In an attempt to provide transparency to the system, H.R. 2382 also would require the Federal Reserve to collect and disseminate information on interchange fees and the rules that currently govern the system. It also requires the Visa, MasterCard, and the rest of the credit-card industry to make their operating rules available to participating merchants and the public.

Believing that H.R. 2382 provides critical transparency to the currently shrouded interchange rules and addresses some of the most egregiously unfair, deceptive, or anticompetitive practices of the industry, the small-business members of NSBA join Americans for Financial Reform and more than 20 national trade associations in urging Congress to adopt it. CONCLUSION With the unemployment rate at a 26-year high and America’s entrepreneurs—existent and, importantly, aspiring—suffering through a crippling credit crunch, it is high time that Congress provide U.S. small businesses with the credit-card protection they so desperately deserve—protection against practices already identified as “unfair” and “deceptive” by the U.S Federal Reserve Board, the Office of Thrift Supervision at the U.S. Department of the Treasury, the National Credit Union Administration, and an overwhelming majority of the Congress.
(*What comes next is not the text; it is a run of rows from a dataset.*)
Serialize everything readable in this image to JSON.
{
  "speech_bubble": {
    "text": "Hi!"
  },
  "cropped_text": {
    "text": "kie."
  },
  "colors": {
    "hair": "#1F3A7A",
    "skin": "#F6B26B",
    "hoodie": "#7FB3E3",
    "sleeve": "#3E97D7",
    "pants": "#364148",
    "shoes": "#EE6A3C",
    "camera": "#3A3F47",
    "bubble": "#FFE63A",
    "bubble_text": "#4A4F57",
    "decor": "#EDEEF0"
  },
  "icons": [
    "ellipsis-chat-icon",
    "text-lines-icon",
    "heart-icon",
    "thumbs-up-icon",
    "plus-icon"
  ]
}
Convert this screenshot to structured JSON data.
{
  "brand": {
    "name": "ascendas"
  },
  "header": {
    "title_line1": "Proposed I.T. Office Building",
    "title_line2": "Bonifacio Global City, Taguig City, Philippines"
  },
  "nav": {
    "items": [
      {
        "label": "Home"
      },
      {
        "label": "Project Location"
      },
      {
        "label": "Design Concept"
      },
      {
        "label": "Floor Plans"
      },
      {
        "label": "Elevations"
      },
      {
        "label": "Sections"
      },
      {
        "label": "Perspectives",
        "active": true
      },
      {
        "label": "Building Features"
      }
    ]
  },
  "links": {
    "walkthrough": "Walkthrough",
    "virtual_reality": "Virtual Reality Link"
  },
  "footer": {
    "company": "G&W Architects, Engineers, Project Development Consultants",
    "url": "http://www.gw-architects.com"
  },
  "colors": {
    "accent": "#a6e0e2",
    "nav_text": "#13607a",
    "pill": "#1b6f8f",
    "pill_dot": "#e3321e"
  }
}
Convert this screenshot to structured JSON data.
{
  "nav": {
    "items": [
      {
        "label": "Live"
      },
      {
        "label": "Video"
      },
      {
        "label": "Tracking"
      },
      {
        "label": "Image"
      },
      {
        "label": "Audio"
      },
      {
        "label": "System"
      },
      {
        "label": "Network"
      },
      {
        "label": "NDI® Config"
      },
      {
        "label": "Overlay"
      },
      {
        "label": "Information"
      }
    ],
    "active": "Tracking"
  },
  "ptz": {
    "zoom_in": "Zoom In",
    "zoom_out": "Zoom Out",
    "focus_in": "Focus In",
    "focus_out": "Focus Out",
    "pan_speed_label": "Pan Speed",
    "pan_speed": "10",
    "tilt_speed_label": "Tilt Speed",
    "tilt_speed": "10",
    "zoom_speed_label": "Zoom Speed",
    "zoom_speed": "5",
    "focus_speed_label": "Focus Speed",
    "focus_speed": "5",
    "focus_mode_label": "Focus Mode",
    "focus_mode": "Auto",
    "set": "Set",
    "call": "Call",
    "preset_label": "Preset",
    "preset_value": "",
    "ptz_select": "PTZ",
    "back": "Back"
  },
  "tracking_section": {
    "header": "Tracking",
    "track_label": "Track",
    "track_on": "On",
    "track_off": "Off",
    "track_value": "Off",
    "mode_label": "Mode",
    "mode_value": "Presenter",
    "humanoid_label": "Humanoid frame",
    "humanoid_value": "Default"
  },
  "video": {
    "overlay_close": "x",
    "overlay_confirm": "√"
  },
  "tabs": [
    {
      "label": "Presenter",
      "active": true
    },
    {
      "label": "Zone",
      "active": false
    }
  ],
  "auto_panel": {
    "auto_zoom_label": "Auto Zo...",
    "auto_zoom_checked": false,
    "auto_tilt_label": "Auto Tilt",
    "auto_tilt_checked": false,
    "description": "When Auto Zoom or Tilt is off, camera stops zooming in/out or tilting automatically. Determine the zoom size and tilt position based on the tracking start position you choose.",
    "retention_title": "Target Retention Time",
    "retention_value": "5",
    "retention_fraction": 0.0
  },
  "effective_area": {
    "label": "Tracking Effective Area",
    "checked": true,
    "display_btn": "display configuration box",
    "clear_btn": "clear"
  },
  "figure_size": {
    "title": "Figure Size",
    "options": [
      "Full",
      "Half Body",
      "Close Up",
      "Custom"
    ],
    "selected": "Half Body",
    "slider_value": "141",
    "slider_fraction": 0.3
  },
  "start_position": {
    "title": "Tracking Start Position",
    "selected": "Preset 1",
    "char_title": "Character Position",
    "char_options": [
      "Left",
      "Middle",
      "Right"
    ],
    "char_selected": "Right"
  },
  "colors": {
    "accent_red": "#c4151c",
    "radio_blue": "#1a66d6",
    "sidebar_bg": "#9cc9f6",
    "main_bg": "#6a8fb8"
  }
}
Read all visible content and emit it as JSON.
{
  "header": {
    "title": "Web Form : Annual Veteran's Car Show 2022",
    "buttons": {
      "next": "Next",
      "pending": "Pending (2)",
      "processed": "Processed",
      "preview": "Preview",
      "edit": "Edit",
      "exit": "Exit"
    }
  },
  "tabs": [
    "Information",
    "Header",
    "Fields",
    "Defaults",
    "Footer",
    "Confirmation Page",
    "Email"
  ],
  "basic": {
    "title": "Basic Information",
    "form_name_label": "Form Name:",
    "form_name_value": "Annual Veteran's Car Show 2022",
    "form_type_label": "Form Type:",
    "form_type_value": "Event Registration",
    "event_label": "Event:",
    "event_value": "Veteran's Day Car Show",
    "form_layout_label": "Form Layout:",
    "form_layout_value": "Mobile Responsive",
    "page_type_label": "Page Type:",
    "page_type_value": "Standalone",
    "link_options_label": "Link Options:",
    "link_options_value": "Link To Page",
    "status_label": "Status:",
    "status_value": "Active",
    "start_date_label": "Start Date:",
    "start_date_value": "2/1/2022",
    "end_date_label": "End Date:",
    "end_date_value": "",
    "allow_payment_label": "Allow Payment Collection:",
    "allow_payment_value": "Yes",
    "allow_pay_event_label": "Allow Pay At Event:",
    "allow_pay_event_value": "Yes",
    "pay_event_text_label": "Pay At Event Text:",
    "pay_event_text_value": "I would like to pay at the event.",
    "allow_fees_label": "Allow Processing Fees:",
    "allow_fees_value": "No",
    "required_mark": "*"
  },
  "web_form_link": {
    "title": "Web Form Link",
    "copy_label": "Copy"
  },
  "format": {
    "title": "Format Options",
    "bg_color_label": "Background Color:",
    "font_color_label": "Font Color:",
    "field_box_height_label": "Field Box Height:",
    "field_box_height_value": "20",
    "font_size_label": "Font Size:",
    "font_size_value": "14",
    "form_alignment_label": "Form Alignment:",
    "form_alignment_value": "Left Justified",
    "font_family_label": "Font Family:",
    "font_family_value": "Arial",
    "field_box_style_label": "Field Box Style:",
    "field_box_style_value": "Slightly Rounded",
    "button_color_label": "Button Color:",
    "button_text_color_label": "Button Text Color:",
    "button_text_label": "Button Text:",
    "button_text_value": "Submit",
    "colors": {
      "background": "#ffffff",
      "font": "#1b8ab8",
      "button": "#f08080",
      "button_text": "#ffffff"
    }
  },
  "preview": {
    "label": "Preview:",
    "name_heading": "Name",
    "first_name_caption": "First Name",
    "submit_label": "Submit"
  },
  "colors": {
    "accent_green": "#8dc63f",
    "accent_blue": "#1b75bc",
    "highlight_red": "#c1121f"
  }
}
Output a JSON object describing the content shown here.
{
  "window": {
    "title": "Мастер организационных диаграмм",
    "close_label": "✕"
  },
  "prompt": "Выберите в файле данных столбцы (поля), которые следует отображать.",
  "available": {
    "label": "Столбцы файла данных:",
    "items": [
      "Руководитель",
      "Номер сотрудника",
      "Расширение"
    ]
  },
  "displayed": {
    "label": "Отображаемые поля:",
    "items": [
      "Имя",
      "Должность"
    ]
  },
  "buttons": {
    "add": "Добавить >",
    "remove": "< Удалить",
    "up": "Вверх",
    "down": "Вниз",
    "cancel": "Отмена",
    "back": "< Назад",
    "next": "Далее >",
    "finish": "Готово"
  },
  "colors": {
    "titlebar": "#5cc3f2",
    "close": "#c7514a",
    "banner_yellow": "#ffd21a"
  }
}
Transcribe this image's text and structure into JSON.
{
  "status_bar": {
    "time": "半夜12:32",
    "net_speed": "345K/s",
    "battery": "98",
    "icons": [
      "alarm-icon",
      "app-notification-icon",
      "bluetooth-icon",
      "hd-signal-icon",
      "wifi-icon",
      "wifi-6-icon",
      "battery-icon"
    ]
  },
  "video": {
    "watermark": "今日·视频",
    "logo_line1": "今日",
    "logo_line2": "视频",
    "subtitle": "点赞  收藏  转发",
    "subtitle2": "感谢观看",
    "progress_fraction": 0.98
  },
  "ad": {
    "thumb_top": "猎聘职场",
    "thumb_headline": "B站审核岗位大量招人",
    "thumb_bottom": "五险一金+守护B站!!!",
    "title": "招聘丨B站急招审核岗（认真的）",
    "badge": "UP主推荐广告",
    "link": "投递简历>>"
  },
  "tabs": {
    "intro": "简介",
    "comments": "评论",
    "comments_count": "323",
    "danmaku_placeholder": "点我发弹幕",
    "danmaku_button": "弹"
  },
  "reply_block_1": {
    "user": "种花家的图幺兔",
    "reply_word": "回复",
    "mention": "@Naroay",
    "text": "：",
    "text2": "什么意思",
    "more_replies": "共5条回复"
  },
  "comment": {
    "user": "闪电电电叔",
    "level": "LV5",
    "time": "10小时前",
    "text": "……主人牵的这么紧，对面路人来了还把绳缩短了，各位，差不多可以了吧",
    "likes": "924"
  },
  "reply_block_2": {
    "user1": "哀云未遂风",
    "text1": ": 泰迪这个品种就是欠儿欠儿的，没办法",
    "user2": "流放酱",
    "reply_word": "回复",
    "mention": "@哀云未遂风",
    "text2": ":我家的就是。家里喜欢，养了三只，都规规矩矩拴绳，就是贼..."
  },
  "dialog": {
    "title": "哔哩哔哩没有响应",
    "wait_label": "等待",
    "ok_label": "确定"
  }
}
If millions of new, small firms are going to be created during this recession—as they have been in previous recessions and economic downturns—then they largely are going to be financed through credit-cards, given the current lending environment. Although credit cards are an inherently expensive and volatile source of financing for entrepreneurs, they also are indispensable. Congress can and must ensure, however, that they are not allowed to function simply as a mechanism with which to siphon capital—through “unfair” and “deceptive” practices—from the backbone of the economy to the top 10 U.S. banks, which controlled 83 percent of the small business credit-card market (understood as their proportion of outstanding credit-card debt) in 2005.

NSBA is pleased to support the Expedited CARD Reform for Consumers Act (H.R. 3639) and urges the members of this committee to do the same.

I thank you for your time and welcome any questions.